Выбежав в сад, Маша остановилась, оглядываясь. Парня нигде не было видно. В недоумении она пошла между темными деревьями, и вдруг кто-то схватил ее за руку.
Девушка вздрогнула, но не успела закричать, услышав знакомый голос.
– Тсс! – прошептал Эльвин. – Я не хочу, чтобы нас видели вместе. Негоже госпоже якшаться со слугами.
Маша кивнула и отступила в тень.
– Ты кого-то боишься? – напрямик спросила она парня, видя, как напряженно он всматривается в темень.

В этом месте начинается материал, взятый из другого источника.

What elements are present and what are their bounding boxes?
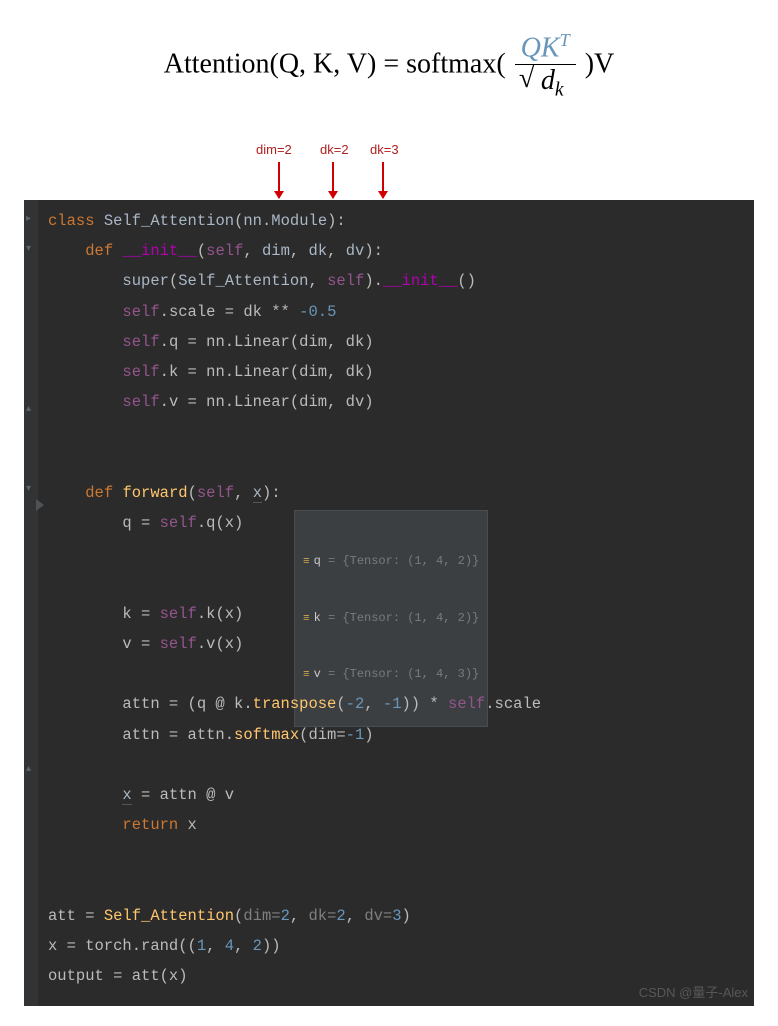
code-line[interactable]: self.q = nn.Linear(dim, dk): [48, 327, 744, 357]
code-line[interactable]: x = torch.rand((1, 4, 2)): [48, 931, 744, 961]
arrow-icon: [382, 162, 384, 198]
code-body: class Self_Attention(nn.Module): def __i…: [38, 206, 744, 992]
code-line: [48, 750, 744, 780]
frac-den-d: d: [541, 65, 555, 96]
annot-dim: dim=2: [256, 142, 292, 157]
code-line[interactable]: self.k = nn.Linear(dim, dk): [48, 357, 744, 387]
code-line[interactable]: att = Self_Attention(dim=2, dk=2, dv=3): [48, 901, 744, 931]
arrow-icon: [332, 162, 334, 198]
list-icon: ≡: [303, 556, 310, 568]
frac-num: QK: [521, 32, 560, 63]
code-line[interactable]: def forward(self, x):: [48, 478, 744, 508]
formula-rhs-suffix: )V: [585, 48, 615, 79]
arrow-icon: [278, 162, 280, 198]
hint-var: q: [314, 554, 321, 568]
code-line[interactable]: attn = attn.softmax(dim=-1): [48, 720, 744, 750]
annot-dv: dk=3: [370, 142, 399, 157]
frac-num-sup: T: [560, 30, 570, 50]
code-line[interactable]: class Self_Attention(nn.Module):: [48, 206, 744, 236]
fold-icon[interactable]: ▾: [26, 480, 36, 490]
fold-end-icon[interactable]: ▴: [26, 760, 36, 770]
code-line: [48, 417, 744, 447]
formula-lhs: Attention(Q, K, V): [164, 48, 377, 79]
code-line[interactable]: attn = (q @ k.transpose(-2, -1)) * self.…: [48, 689, 744, 719]
code-line[interactable]: return x: [48, 810, 744, 840]
code-line[interactable]: k = self.k(x): [48, 599, 744, 629]
code-line[interactable]: x = attn @ v: [48, 780, 744, 810]
code-line[interactable]: def __init__(self, dim, dk, dv):: [48, 236, 744, 266]
gutter: ▸ ▾ ▴ ▾ ▴: [24, 200, 38, 1006]
code-line: [48, 871, 744, 901]
annotation-row: dim=2 dk=2 dk=3: [0, 142, 778, 200]
watermark: CSDN @量子-Alex: [639, 980, 748, 1005]
hint-detail: = {Tensor: (1, 4, 2)}: [321, 554, 479, 568]
code-line: [48, 841, 744, 871]
formula-softmax: softmax(: [406, 48, 506, 79]
code-line[interactable]: self.v = nn.Linear(dim, dv): [48, 387, 744, 417]
fraction: QKT dk: [515, 30, 576, 102]
fold-icon[interactable]: ▾: [26, 240, 36, 250]
formula-eq: =: [383, 48, 406, 79]
code-editor: ▸ ▾ ▴ ▾ ▴ class Self_Attention(nn.Module…: [24, 200, 754, 1006]
fold-icon[interactable]: ▸: [26, 210, 36, 220]
code-line: [48, 659, 744, 689]
fold-end-icon[interactable]: ▴: [26, 400, 36, 410]
breakpoint-icon[interactable]: [36, 499, 44, 511]
hint-row: ≡ q = {Tensor: (1, 4, 2)}: [303, 552, 479, 571]
formula: Attention(Q, K, V) = softmax( QKT dk )V: [0, 0, 778, 112]
frac-den-sub: k: [555, 80, 564, 101]
code-line[interactable]: q = self.q(x) ≡q = {Tensor: (1, 4, 2)} ≡…: [48, 508, 744, 599]
code-line[interactable]: super(Self_Attention, self).__init__(): [48, 266, 744, 296]
annot-dk: dk=2: [320, 142, 349, 157]
code-line[interactable]: v = self.v(x): [48, 629, 744, 659]
code-line: [48, 448, 744, 478]
code-line[interactable]: self.scale = dk ** -0.5: [48, 297, 744, 327]
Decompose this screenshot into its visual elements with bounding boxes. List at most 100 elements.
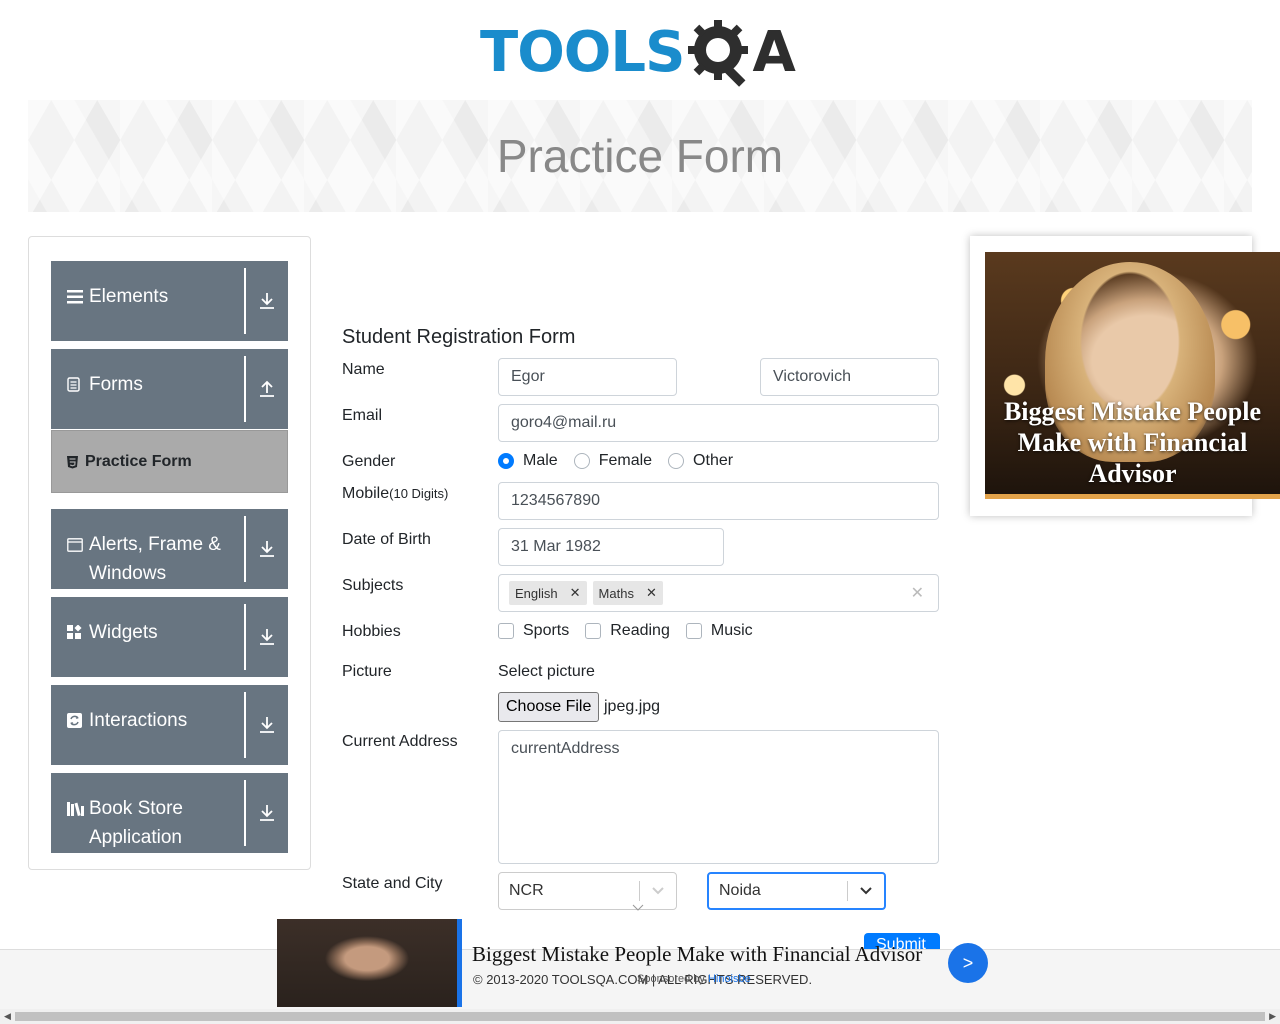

– Лучше быть настороже. Я слишком долго жил в военном лагере, чтобы не знать, как обманчив покой.
– Но здесь же замок! Солдаты и толстые стены!
Сад был полон звуков: чуть слышно шелестела листва, копошился в траве какой-то ночной зверек, поскрипывали ветки деревьев… Все вокруг казалось напоено покоем и негой.
– И все равно мне не нравится здесь, – покачал головой Эльвин.
– И тебе тоже!
Он кивнул.
– Не знаю, откуда взялось это чувство, но в вашем замке что-то неладно…
– Ты специально спел ту балладу про мертвеца? А видел, как на тебя смотрел наш священник? – снова спросила Маша.
Эльвин помолчал.
– Видел, – наконец произнес он. – А еще слышал, как идет служба в вашей церкви. В Иерусалиме я жил у рыцаря, прибывшего из Лангедока, поэтому знаю провансальский диалект. Он похож на латынь, по крайней мере, в достаточной степени для того, чтобы разбирать слова церковной службы. Возможно, я не слишком усерден в служении Господу, однако могу понять, что молитвы, которые читают в вашем замке, искажены.
– То есть как? – удивилась Маша.
– Там переставлены слова, поэтому служба лишена божественной святости, – нехотя признался Эльвин.
– Может, священник просто перепутал? – предположила Маша.
– Возможно, – Эльвин пожал плечами, – английские священники иногда неграмотны, не знают латыни и заучивают тексты наизусть, не понимая их смысла. Отсюда может пойти искажение. Но нельзя упускать из вида, что такое может быть сделано нарочно…
– Но как и зачем…
Маша недоговорила, потому что в этот момент вдруг послышался слабый крик и что-то тяжелое рухнуло неподалеку от них.
Эльвин тут же бросился вперед, и Маше, боящейся остаться одной в темноте, не оставалось ничего другого, как последовать за ним.
У подножия замка темнел какой-то предмет, и, только подойдя совсем близко, Маша поняла, что это человеческое тело…
Нагнувшись, она разглядела распущенные длинные волосы и смутно белевшее в темноте лицо. Рука девушки коснулась чего-то влажного и липкого. На пальцах чернела чужая кровь.
Маша отпрянула, и в тот же миг Эльвин зажал ей рот.